Spengler wonders why "all the Muslim apostates whose voices we hear are atheists", though he overtly contradicts himself when suggesting that "Muslim apostates gravitate towards atheism." Certainly the apostates we notice in the West gravitate towards atheism, but as Spengler notes, millions of Muslims have been converting to Christianity throughout Africa and in smaller numbers more covertly throughout the Muslim world. Spengler mistakes those whose apostasy is the result of a blind pseudo-rationality versus those whose apostasy results from their faith. Those who adopt Christianity because of a crisis of faith, find belief in the love of Christ a powerful bridge toward enhanced freedom of action and enhanced faith; there is a great deal more "choice" in Christianity than in Islam, which quite overtly means "submission" in every way. The intellectualized atheist versus the believing deist; which is more likely to find their way onto the MSM radar?
[My point about atheism as pseudo-rational is based on the nature of the belief (faith) in atheism. Since the existence of God can neither be proved nor disproved by science and rationality, ultimately to believe or not is a choice, (at least for those of us who still believe in free will.)
If a person chooses to believe and is wrong, he has lost nothing; if he is right, he has gained everything.
If a person chooses not to believe and is correct, all he has gained is an illusory and ephemeral sense of superiority; if he is wrong, he has lost everything. That is an irrational choice, considering the stakes involved.]
Returning to Spengler, he does an excellent job of describing the nature of Islam and the absence of free will that emerges from Allah:
As Benedict XVI explained in his September 2006 Regensburg address:
For Muslim teaching, God is absolutely transcendent. His will is not bound up with any of our categories, even that of rationality. Here [Professor Theodore] Khoury quotes a work of the noted French Islamist R Arnaldez, who points out that Ibn Hazm went so far as to state that God is not bound even by his own word, and that "nothing would oblige him to reveal the truth to us. Were it God's will, we would even have to practice" idolatry.
What does it mean for God to be "absolutely transcendent"? In the normative doctrine of the 11th-century Muslim sage Abu Hamid al-Ghazali, Allah does not limit himself by ordering the world through natural law, for natural laws would impinge on his absolute freedom of action.

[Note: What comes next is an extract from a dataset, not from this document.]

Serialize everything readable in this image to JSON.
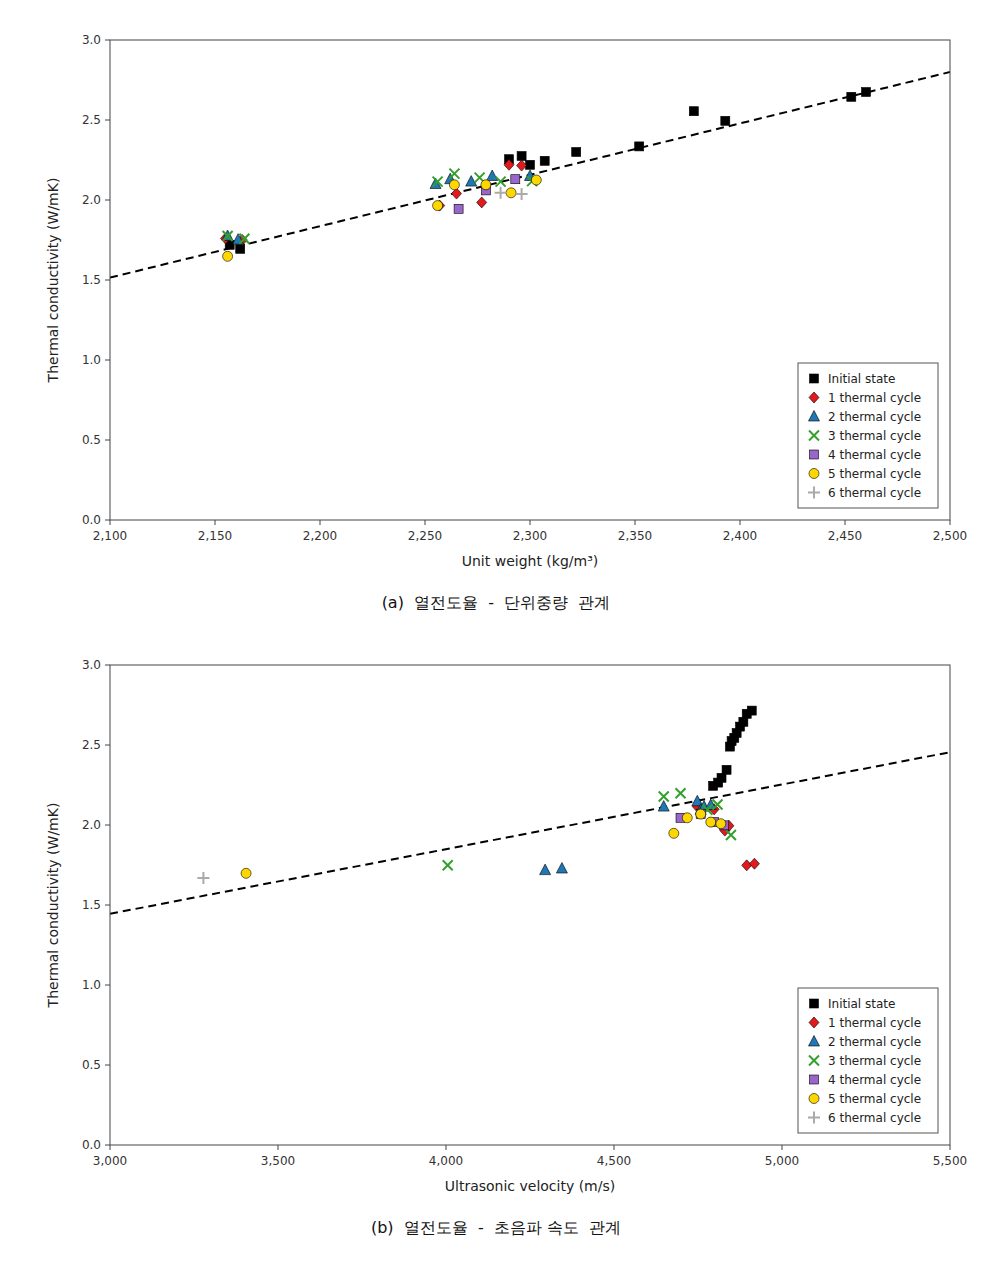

Spengler must be read to appreciate the distinction between the Judeo-Christian God, who can be understood albeit imperfectly, and an Allah whose will is total and capricious. How can there be free will if Allah determines everything?
I have commented before about the deep structural congeniality between Islam (at least the Islam that is presented to the world by those who speak in its name) and the far left. In both cases, their ideology facilitates and excuses the free expression of primitive instincts. For the far left this is primarily libidinal while for Islam it is primarily aggressive, but there is a great deal of overlap. As a bonus both encourage the most overt expressions of rage and hatred while maintaining a posture of assumed morality. It is an appealing combination for those who have difficulty controlling themselves. Since the rioter calling for the death of those who insult Islam is merely following the dictates of Allah, he has no more responsibility for his behavior than the promiscuous gay man who has contracted AIDS because of a miserly and uncaring society. Their future clash is yet to come, after the common enemy, the bourgeois West with its quaint notions of responsibility and free will, has been dispensed with.
Perhaps I have no choice in the matter, but I will continue to believe that we have enough free will to be held responsible for our behavior and that our world, however it has come to be, follows natural laws that man can understand.